DOTW runs a drop in medical clinic in east London which is attended predominantly by migrants who are unable to access healthcare because of their irregular status, because of gatekeeping behaviour by confused NHS staff or simply out of fear.
Doctors at the clinic regularly see heavily pregnant women who are scared to see a doctor because they know they will be charged several thousand pounds for giving birth and could even be deported for seeking help. These women include survivors of sexual violence, torture and domestic abuse.
Volunteers say they are increasingly seeing women who were unable to access contraception to begin with, considering terminations because they feel they have no alternative — but ironically abortions are now chargeable for migrants too.
In recent years the clinic has also seen an increase in cancer patients unable to access treatment because doctors say it is “non urgent” and thus chargeable. Patients who could have been saved have died as a result.

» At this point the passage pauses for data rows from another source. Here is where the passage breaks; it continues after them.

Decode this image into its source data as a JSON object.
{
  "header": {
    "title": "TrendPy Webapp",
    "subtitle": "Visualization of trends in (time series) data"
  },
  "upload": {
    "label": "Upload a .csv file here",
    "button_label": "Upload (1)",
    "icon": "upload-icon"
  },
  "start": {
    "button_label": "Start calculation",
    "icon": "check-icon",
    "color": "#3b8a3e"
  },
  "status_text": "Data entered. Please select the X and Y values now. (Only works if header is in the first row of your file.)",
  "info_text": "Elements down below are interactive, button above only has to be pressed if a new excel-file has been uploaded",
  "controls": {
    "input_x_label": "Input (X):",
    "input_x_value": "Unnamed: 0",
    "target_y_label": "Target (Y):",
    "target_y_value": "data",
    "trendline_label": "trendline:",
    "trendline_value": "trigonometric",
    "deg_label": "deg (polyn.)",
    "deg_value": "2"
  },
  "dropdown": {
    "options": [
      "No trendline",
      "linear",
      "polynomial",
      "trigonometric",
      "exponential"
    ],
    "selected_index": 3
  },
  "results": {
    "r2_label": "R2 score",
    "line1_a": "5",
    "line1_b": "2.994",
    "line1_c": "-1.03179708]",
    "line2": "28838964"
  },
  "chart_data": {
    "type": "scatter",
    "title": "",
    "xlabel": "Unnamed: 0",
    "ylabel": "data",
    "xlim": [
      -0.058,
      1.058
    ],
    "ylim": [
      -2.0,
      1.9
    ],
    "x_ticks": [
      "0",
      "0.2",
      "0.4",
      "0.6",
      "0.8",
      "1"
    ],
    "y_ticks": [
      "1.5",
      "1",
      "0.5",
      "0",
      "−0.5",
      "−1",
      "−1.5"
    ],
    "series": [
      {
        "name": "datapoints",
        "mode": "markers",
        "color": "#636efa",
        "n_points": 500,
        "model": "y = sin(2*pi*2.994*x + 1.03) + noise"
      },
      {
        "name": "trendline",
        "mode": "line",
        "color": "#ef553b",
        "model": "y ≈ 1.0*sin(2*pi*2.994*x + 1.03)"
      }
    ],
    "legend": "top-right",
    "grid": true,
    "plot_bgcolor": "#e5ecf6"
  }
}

“Anyone who works in the NHS knows the fundamental role timely healthcare plays in protecting patients, NHS resources and society as a whole,” said NHS GP Dr Peter Gough, who volunteers at the clinic. “These policies, which deliberately frustrate this fundamental principle of effective healthcare delivery, are short-sighted and dangerous.”
He joined the action, he added, to fight “for the right to provide care to our patients” and to oppose policies that undermine the provision of healthcare.
In early 2017, the Department of Health and NHS Digital signed a Memorandum of Understanding with the home office, allowing immigration officials to request patients’ personal details, including home address, date of birth and GP’s details. This information is then used to trace patients, detain them, and in some cases deport them.
In 2017 NHS Digital responded to 5,923 requests from the home office for information on patients suspected of committing immigration offences.
MPs and medical bodies, including the British Medical Association and the Royal College of GPs, have condemned the deal, with the cross-party Health and Social Care Committee calling on NHS Digital to stop sharing patient information immediately.
Later in 2017, the government introduced regulations forcing hospitals to withhold non-urgent care from anyone deemed ineligible for NHS care.
Dr Tim Dudderidge, an NHS doctor and President of DOTW UK, emphasised the importance of patient confidentiality.
“For us it is of great concern that patients with serious health needs are scared of attending NHS services because they fear the Home Office,” he said. “Doctors should not be prevented from caring for patients in need in this way.”
He added: “The Department of Health & Social Care’s guidance is very clear – urgent care should not be withheld from anyone – but in practice these rules are poorly understood by many in the NHS, meaning people living in the UK are going without that life saving care that they are entitled to”.